How Do I Move a Plus-Size/Bariatric Patient?

To safely move a plus-size patient, access to the correct equipment is key. The package of equipment required will vary depending on the dependency of the patient and will most likely change over time to reflect changing physical and clinical needs. Some of the key issues and potential solutions are discussed below.

Level of Independence

The categories below classify different levels of patient’s level of independence. Not all patients will exactly fall into each category, but it is a good starting point to assess the equipment which may be needed.

  • Mobile: Able to perform all activities of daily living (ADL) and independently mobile (with or without a walking aid)
  • Partially mobile: Needs some help with ADL, repositioning and walking (with walking aid)
  • Dependent: A lot of help needed with ADL. Can weight bear but needs help to transfer
  • Highly dependent: Bedbound and dependent on caregivers to carry out all ADL, repositioning and transferring
  • Critical care: All care needed. Sedated and/or ventilated
Equipment

Before using any equipment on plus-size patients, it’s extremely important that staff are trained and competent in its use Also, the maximum weight capacity for each piece of equipment must be greater than the patient’s weight. This will help to reduce moving and handling risks and the risk of patient injury.

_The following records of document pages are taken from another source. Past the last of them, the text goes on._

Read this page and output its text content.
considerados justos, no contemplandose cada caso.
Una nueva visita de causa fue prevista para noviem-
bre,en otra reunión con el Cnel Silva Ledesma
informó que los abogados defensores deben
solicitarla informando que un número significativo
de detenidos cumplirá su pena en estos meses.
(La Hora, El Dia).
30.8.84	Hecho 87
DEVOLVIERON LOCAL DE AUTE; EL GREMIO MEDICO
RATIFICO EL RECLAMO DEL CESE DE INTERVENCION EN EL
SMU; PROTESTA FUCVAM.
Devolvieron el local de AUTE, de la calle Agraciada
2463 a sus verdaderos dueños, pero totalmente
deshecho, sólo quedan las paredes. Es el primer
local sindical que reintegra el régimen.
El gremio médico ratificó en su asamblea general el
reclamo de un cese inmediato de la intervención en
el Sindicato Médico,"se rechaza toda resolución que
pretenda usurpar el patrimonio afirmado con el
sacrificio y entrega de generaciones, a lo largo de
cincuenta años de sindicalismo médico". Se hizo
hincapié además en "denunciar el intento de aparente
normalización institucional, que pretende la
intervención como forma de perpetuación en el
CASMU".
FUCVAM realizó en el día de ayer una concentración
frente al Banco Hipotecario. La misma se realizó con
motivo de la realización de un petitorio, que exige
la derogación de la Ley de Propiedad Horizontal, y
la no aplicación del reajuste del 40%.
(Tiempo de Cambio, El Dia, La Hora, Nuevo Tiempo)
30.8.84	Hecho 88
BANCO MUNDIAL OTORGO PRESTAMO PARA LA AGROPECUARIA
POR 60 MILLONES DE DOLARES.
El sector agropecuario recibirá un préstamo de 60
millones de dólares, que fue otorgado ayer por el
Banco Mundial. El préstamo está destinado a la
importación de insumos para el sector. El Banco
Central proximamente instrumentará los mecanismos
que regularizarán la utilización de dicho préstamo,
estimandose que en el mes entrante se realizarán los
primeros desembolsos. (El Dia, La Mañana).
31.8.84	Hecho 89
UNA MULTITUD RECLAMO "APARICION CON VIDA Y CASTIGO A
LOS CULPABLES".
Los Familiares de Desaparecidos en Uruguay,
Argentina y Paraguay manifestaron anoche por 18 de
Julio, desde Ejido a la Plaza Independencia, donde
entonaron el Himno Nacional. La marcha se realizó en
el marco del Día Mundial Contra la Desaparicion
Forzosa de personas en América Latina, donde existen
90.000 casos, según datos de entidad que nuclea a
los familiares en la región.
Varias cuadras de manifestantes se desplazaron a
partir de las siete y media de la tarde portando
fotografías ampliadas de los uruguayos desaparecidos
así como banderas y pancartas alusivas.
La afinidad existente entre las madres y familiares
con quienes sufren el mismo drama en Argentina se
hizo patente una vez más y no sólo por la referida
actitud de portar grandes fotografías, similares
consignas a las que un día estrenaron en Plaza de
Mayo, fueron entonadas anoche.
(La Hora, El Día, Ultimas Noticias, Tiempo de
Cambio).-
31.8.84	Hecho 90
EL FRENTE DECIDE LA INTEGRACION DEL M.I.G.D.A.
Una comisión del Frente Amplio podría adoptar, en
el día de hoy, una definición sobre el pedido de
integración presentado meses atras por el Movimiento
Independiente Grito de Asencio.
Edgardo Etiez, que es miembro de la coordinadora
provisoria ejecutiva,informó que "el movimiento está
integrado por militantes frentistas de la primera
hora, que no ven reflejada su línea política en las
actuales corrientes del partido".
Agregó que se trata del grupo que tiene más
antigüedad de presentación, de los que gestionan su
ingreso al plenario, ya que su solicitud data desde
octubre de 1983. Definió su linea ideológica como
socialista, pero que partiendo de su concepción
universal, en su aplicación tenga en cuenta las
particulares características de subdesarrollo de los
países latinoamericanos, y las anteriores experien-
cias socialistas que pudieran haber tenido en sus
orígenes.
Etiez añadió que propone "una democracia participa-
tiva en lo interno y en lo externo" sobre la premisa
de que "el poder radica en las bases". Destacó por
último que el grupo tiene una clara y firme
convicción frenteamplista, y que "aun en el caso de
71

Beds: Patients who are mobile and may be at risk of falls would benefit from an ultra-low bed which can also be set to a custom height for safe mobilisation. Studies suggest that obesity is associated with a 25 – 31% higher risk of falling in comparison to non-obese counterparts.1 Should an injury occur from a fall, studies suggest there is nearly a two-fold increase in the odds for developing cardiopulmonary complications or infections.2

Bed-bound patients may need in-bed weighing and may benefit from a cardiac chair position, lateral tilt and frequent repositioning using the electric controls.

Mattresses: For a mobile patient, a firm surface for mobilising is important, as is the ability to be able to step the surface up quickly should the skin begin to deteriorate. For a dependant patient a turn-assist feature may be of benefit to not only facilitate off-loading of pressure areas and provide lateral tilt but to also minimise manual handling risk to staff.

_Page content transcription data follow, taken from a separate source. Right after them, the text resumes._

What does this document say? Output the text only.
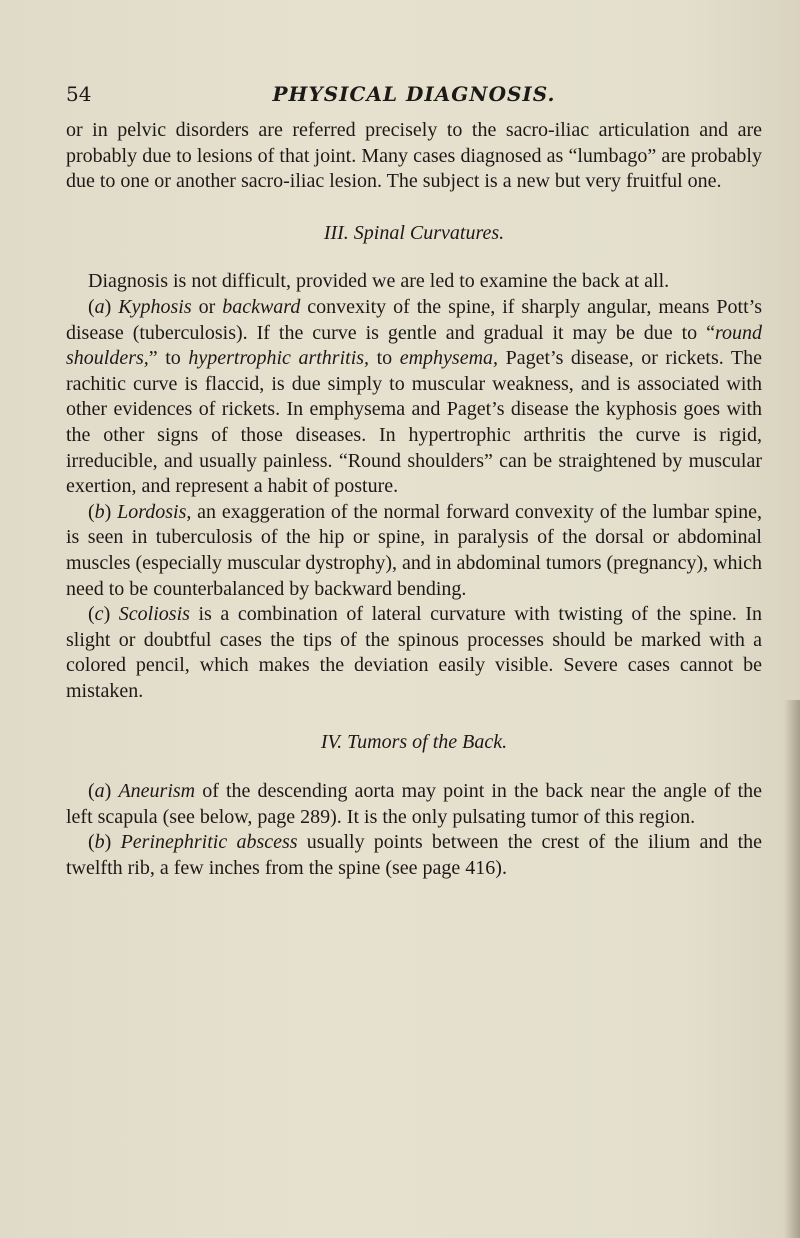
54	PHYSICAL DIAGNOSIS.

or in pelvic disorders are referred precisely to the sacro-iliac articulation and are probably due to lesions of that joint. Many cases diagnosed as “lumbago” are probably due to one or another sacro-iliac lesion. The subject is a new but very fruitful one.

III. Spinal Curvatures.

Diagnosis is not difficult, provided we are led to examine the back at all.

(a) Kyphosis or backward convexity of the spine, if sharply angular, means Pott’s disease (tuberculosis). If the curve is gentle and gradual it may be due to “round shoulders,” to hypertrophic arthritis, to emphysema, Paget’s disease, or rickets. The rachitic curve is flaccid, is due simply to muscular weakness, and is associated with other evidences of rickets. In emphysema and Paget’s disease the kyphosis goes with the other signs of those diseases. In hypertrophic arthritis the curve is rigid, irreducible, and usually painless. “Round shoulders” can be straightened by muscular exertion, and represent a habit of posture.

(b) Lordosis, an exaggeration of the normal forward convexity of the lumbar spine, is seen in tuberculosis of the hip or spine, in paralysis of the dorsal or abdominal muscles (especially muscular dystrophy), and in abdominal tumors (pregnancy), which need to be counterbalanced by backward bending.

(c) Scoliosis is a combination of lateral curvature with twisting of the spine. In slight or doubtful cases the tips of the spinous processes should be marked with a colored pencil, which makes the deviation easily visible. Severe cases cannot be mistaken.

IV. Tumors of the Back.

(a) Aneurism of the descending aorta may point in the back near the angle of the left scapula (see below, page 289). It is the only pulsating tumor of this region.

(b) Perinephritic abscess usually points between the crest of the ilium and the twelfth rib, a few inches from the spine (see page 416).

Chairs: Sitting out of bed is physically and psychologically beneficial. For mobile patients, a static chair with full arm support is beneficial. The ability to lower the chair arm may also help a patient to slide across to and from their bed. For more dependent patients, a riser recliner or tilt-in-space chair can help with mobilisation using the electric controls. A tilt-in-space chair which goes completely flat can be used for lateral transfers.

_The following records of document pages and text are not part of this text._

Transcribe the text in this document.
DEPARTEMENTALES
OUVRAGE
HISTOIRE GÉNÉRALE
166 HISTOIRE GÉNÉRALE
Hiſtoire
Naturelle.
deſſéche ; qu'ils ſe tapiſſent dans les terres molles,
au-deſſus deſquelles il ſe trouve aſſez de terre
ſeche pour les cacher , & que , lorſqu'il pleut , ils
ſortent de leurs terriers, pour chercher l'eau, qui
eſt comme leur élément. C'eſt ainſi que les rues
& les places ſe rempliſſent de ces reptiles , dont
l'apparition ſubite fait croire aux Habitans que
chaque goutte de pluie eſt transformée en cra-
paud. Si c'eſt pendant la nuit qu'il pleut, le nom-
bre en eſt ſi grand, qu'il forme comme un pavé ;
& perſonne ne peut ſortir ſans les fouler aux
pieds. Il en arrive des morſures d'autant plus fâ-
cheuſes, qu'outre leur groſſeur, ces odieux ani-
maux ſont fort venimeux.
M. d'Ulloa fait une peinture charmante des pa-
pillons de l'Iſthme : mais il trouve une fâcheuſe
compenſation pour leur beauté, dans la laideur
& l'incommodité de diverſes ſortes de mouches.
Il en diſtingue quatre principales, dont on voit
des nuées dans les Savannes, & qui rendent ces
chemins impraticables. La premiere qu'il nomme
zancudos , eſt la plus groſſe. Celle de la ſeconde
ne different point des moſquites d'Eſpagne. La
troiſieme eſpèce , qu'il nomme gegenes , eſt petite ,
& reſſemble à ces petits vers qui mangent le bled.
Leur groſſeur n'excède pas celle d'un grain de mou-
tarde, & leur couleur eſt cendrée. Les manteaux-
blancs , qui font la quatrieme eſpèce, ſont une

Other Equipment: Walking sticks and frames help some patients, and if they can’t walk but can weight bear a turn-assist can be used to transfer them safely. A bariatric commode which doubles up as a shower chair can be a useful means of moving a patient in a bathroom. A hoist may be necessary for some immobile patients for safe transfer.

The Right Equipment at the Right Time

Having the right equipment available at the right time for each patient is key for moving plus-size patients safely and for encouraging mobilisation and independence. For example, plus-size patients who are usually mobile will often become bed-bound on admission to hospital purely because a bariatric bed which goes low enough for them to mobilise safely from is not available.

The consequences of this can be far reaching; not only does the patient lose independence but rehabilitation is delayed, their quality of life is negatively impacted, discharge is delayed, and the patient’s dignity is negatively affected. This in turn will increase costs due to increased length of stay and increased care provision.

Correct equipment provision can play a key role in maintaining a person’s independence, supporting rehabilitation, maintaining patient dignity and mitigating manual handling injury to caregivers. It’s extremely important to be able to step-up and step-down equipment without delay. Selecting appropriate equipment can be time consuming; an easy-to-follow equipment selection guide based on changing clinical needs, helps staff to select and use the right equipment at the right time. The Medstrom Select service has been developed specifically for this.

References
1. Mitchell RJ, Lord SR, Harvey LA, Close JC. Associations between obesity and overweight and fall risk, health status and quality of life in older people. Aust N Z J Public Health. 2014;38(1):13-18. #
2. Chuang JF, Rau CS, Liu HT, et al. Obese patients who fall have less injury severity but a longer hospital stay than normal-weight patients. World J Emerg Surg. 2016;11:3. Published 2016 Jan 4.